Tuesday, October 23, 2018

Yes, the 'Blob' Is Back. No, It Won't Wreak Havoc on East Coast Weather.

https://www.livescience.com/63873-blob-returns-northern-pacific.html

A returning patch of warm water in the Northern Pacific Ocean called "the blob" could spell wonky weather for the U.S. this winter. Or, that's what recent news reports suggest.

But as monstrous as its name sounds, "the blob" doesn't really have a major impact on the atmosphere and the weather beyond a couple hundred miles inland of the West Coast, scientists at the National Oceanic and Atmospheric Administration (NOAA) told Live Science.

In 2015, the blob was blamed for a dry spell in the West and for prompting endless snow on the East Coast. But this is a questionable and "overly simple narrative," said Mike Halpert, the deputy director of the Climate Prediction Center at NOAA.  [Weirdo Weather: 7 Rare Weather Events]

The current "blob" in the Northeast Pacific is a result of a mega-high-pressure zone that took shape in the atmosphere above it. This higher-than-normal pressureover the Gulf of Alaska, which most likely formed as a fluke, sprinkled Alaska with a mild and warm autumn, free of major storms. The absence of heavy winds and drops in temperature heated up the North Pacific waters.

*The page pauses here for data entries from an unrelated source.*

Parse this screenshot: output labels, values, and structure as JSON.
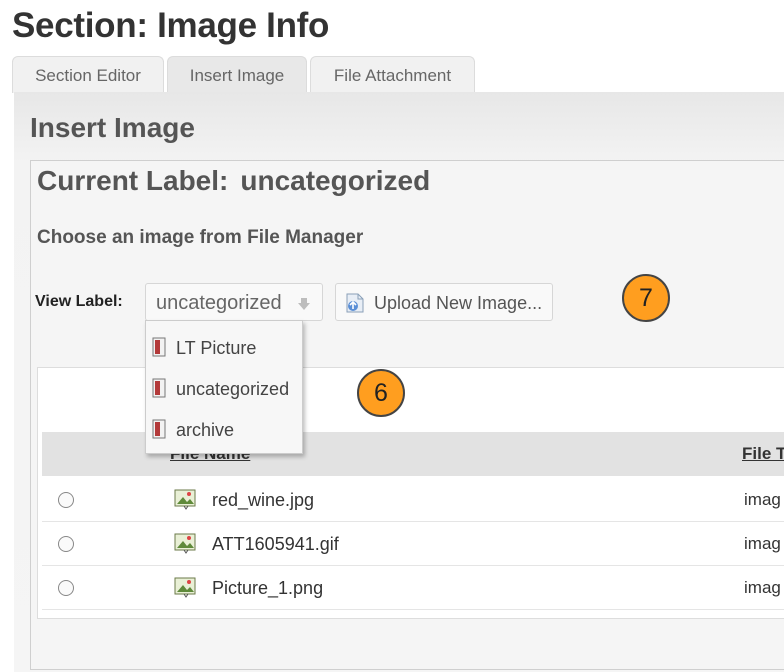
{
  "page": {
    "title": "Section: Image Info"
  },
  "tabs": [
    {
      "label": "Section Editor"
    },
    {
      "label": "Insert Image",
      "active": true
    },
    {
      "label": "File Attachment"
    }
  ],
  "panel": {
    "title": "Insert Image",
    "current_label_prefix": "Current Label:",
    "current_label_value": "uncategorized",
    "choose_text": "Choose an image from File Manager",
    "view_label": "View Label:",
    "selected_label": "uncategorized",
    "upload_button": "Upload New Image..."
  },
  "dropdown_options": [
    "LT Picture",
    "uncategorized",
    "archive"
  ],
  "table": {
    "headers": {
      "file_name": "File Name",
      "file_type": "File T"
    },
    "rows": [
      {
        "name": "red_wine.jpg",
        "type": "imag"
      },
      {
        "name": "ATT1605941.gif",
        "type": "imag"
      },
      {
        "name": "Picture_1.png",
        "type": "imag"
      }
    ]
  },
  "callouts": {
    "six": "6",
    "seven": "7"
  },
  "colors": {
    "callout": "#ff9e1f",
    "header_row": "#e2e2e2",
    "panel_bg": "#f5f5f5"
  },
  "icons": {
    "upload": "upload-icon",
    "label": "label-tag-icon",
    "image_file": "image-file-icon",
    "dropdown_arrow": "chevron-down-icon"
  }
}
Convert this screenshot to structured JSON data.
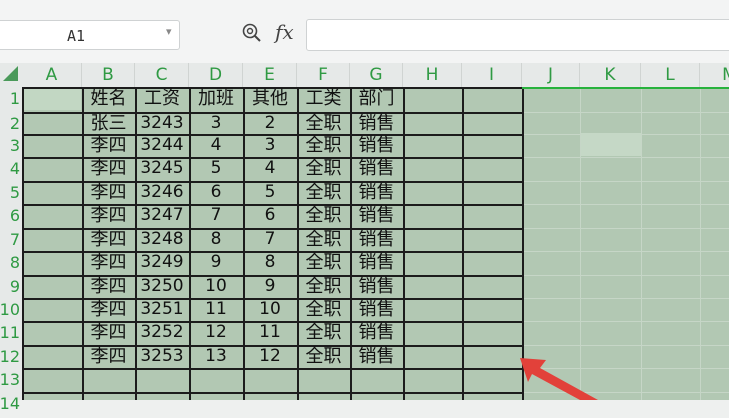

It wasn't the blob that created a high-pressure zone; it was the high-pressure zone that created the blob.

That being said, the blob itself can have some significant effects on the temperature along the West Coast, according to Nicholas Bond, the state climatologist for Washington and research scientist with the University of Washington and the Pacific Marine Environmental Laboratory at NOAA, who was the first to coin the term "blob."